Photo: Sakkawokkie (iStock)

While there is a well-document excess of milk produced in America, many families still struggle to afford basic, nutritious groceries (such as milk). The U.S. Department Of Agriculture came up with what we think is a pretty nifty solution: Buy that excess milk and donate it to food banks.

Marketplace reports the USDA will spend $50 million to purchase milk from dairy farmers, who are grappling with historically low milk prices and a 4 percent drop in Americans’ milk consumption since last year. The estimated 12-15 million gallons that money buys will then go to soup kitchens and food pantries.
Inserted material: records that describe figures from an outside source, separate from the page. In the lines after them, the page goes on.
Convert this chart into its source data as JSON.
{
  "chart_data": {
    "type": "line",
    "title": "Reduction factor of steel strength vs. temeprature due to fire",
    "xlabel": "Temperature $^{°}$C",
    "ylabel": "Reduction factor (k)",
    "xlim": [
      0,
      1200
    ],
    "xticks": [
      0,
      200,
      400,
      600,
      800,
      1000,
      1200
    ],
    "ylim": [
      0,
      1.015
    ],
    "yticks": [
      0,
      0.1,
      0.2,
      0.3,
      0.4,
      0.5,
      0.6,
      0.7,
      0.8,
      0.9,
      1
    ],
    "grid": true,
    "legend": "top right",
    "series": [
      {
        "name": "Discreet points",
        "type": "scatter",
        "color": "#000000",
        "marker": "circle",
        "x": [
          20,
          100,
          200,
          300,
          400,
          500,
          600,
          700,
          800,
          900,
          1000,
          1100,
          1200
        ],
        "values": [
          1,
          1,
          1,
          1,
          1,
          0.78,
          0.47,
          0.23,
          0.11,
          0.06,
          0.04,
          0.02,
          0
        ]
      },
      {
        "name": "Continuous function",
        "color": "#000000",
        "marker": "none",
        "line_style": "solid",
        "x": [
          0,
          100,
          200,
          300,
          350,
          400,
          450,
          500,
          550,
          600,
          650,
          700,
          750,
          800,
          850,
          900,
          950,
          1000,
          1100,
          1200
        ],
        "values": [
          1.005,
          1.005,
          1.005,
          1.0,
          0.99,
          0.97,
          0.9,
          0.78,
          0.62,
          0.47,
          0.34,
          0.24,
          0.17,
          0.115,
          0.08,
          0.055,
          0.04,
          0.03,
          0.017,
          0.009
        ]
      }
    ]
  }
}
It’s the first time in history the USDA has made such a move, and honestly, it’s hard to find a way in which this isn’t a win-win.

“Milk is one of the most requested nutrition staples at food banks, yet it is rarely available,” says Julia Kadison, chief executive officer at industry group MilkPEP, said in a statement lauding the initiative. “And as one out of two kids ages 9 and up are falling short on calcium, vitamin D and potassium—essential nutrients that milk provides—there is an even greater need to make sure milk is getting to children and families who need it most.”

I’ve noticed this first-hand at my local food bank: Milk is often limited to just a half-gallon per family, and most of the milk donated by grocery stores is given away because it’s nearing its expiration date. It’s still healthy and safe, of course, but it’s usually in quite short supply compared to families’ demand for it. If the USDA milk-buying program can get more milk to food-insecure families and help bolster dairy farmers’ bottom lines when they really need it, then we can toast to that—with a glass of 2 percent.